Am Himmel tauchte der Mond auf; er spiegelte sich sanft schaukelnd im See. Ein kühler Luftzug wehte vom Wasser her und erfrischte die von der Hitze erschöpfte Erde.

Alles in der Natur versank in Schlaf. Nur die Frösche schliefen nicht; sie veranstalteten im Schilf ein immer lebhafteres Konzert. Allenfalls schlich noch ein Fischotter über das Ufer und hinterließ die Spur seiner nassen breiten Pfoten im Sande.

Die Knaben unterhielten sich bis tief in die Nacht hinein; sie sprachen von den Hoffnungen und Wünschen, die ihre jungen Herzen bewegten. Endlich aber übermannte auch sie der Schlaf.

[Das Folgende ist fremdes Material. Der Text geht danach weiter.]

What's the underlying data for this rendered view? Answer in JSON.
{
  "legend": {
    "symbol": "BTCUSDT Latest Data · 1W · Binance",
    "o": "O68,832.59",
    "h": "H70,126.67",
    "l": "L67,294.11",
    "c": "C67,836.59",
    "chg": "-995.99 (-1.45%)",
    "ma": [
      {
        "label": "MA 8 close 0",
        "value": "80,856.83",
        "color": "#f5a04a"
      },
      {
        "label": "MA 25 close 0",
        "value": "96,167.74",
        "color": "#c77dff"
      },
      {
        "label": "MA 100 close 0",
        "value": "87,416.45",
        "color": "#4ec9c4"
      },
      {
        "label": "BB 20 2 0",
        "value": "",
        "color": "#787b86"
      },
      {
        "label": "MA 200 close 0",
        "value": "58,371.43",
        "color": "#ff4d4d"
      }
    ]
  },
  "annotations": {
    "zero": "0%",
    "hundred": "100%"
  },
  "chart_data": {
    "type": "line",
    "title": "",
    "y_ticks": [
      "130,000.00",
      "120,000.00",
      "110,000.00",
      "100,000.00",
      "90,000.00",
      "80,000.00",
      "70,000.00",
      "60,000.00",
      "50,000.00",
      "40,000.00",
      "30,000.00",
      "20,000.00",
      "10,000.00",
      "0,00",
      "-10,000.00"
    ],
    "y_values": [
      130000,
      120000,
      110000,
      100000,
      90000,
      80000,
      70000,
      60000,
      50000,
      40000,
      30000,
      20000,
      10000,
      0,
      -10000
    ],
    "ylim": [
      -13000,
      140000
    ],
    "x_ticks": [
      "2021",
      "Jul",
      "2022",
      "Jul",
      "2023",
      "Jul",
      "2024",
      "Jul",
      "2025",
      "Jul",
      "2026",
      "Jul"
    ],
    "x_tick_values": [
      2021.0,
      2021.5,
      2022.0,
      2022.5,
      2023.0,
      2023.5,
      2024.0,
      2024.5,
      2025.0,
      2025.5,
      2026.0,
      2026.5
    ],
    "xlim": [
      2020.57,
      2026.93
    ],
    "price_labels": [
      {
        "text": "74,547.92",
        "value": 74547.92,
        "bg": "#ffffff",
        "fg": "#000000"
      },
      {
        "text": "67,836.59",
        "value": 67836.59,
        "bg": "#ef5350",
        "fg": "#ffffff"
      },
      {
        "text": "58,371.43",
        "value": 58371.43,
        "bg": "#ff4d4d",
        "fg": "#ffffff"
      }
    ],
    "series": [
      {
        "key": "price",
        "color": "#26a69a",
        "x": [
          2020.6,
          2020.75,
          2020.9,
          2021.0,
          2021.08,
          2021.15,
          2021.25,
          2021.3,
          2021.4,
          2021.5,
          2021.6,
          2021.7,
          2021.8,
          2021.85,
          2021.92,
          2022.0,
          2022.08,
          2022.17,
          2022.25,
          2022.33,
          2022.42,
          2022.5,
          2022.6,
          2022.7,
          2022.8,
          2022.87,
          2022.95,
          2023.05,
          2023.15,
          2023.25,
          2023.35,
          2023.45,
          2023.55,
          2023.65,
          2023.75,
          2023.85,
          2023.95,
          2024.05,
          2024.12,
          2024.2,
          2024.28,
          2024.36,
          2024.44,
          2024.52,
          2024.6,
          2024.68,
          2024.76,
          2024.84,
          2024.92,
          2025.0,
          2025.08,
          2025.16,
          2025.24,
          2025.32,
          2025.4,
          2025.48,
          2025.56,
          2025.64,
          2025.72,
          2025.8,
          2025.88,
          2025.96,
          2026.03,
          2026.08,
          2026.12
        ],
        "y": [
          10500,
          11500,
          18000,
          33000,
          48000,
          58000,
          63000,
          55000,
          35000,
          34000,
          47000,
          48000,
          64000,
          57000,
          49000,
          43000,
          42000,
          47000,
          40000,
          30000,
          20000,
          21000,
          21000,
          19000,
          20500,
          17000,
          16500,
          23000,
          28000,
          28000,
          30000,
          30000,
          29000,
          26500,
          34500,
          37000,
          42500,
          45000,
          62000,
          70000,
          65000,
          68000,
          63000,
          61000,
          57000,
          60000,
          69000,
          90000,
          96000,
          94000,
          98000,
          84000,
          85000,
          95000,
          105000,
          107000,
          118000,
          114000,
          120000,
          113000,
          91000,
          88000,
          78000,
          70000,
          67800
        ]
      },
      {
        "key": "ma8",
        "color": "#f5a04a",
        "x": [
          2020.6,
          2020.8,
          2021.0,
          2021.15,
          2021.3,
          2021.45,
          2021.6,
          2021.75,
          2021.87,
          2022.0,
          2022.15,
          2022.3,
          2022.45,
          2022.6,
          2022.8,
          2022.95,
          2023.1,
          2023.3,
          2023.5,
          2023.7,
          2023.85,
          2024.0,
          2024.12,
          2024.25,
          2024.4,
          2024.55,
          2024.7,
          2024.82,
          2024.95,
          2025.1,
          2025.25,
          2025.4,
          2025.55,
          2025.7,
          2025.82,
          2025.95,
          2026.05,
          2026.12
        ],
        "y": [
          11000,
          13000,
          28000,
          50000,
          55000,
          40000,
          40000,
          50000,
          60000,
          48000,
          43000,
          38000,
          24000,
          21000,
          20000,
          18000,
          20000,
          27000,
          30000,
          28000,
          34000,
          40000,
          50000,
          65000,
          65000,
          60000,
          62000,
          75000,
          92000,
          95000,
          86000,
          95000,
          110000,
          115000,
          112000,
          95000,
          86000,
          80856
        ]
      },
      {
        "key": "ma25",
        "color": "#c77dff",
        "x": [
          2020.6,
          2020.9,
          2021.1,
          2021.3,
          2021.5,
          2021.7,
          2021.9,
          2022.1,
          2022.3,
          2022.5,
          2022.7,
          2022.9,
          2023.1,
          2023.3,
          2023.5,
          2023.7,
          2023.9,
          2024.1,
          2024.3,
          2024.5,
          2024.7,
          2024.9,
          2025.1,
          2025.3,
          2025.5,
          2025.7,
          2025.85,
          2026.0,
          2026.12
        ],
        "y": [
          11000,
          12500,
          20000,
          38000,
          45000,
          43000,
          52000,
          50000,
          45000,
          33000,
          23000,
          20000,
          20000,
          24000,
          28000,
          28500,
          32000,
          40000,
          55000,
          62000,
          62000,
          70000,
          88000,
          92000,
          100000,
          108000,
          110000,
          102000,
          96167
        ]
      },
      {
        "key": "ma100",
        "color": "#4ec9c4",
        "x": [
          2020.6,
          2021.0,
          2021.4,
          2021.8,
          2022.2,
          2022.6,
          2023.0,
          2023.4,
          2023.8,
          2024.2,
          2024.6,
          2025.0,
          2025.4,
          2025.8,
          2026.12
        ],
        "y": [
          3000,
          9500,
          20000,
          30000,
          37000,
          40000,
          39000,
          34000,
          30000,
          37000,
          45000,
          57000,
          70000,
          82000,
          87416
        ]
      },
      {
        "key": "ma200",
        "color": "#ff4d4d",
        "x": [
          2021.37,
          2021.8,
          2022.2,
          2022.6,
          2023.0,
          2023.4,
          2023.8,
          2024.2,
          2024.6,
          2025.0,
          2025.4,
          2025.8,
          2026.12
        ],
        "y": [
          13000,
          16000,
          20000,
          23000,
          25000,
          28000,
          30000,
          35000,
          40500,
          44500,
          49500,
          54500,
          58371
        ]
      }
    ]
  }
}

Es war noch dunkel, als Armjon von dem schrillen Schrei eines Sumpfvogels erwachte und die Augen aufschlug. Der See lag in friedlichem Schlummer, aber auf den Spitzen der Berge zeigte sich bereits ein rötlicher Schimmer: der Morgen brach an und stieg langsam ins Tal hinab. Wie Wächter umringten die hohen Gipfel den See — gleichsam als warteten sie auf sein Erwachen.

Nun war auch Kamo wach geworden. Er sprang auf und schwenkte die Arme, um die letzte Müdigkeit zu vertreiben und sich warm zu machen, und sog mit tiefen Atemzügen die frische Morgenluft ein.

»Wollen wir jetzt gehen, Armjon?«

Auf dem Wege durch die Kolchosfelder, am Gilli-See entlang, gingen die Jungen dem Dorfe zu. Früher war hier alles sumpfig gewesen. Das Kolchos hatte die Sümpfe trockengelegt und Weizen gesät. Dieses Stückchen Erde wurde von der Dürre wenig berührt. Das frische Saatgrün strömte einen würzigen Duft aus. Die Wachteln lockten mit zarten Lauten. Alles rings-um erschien Armjon wie ein schöner Traum.

Am Eingang zum Dorf wurden die Jungen angerufen: »Halt! Wer da?«

Undeutlich zeichnete sich eine Gestalt ab.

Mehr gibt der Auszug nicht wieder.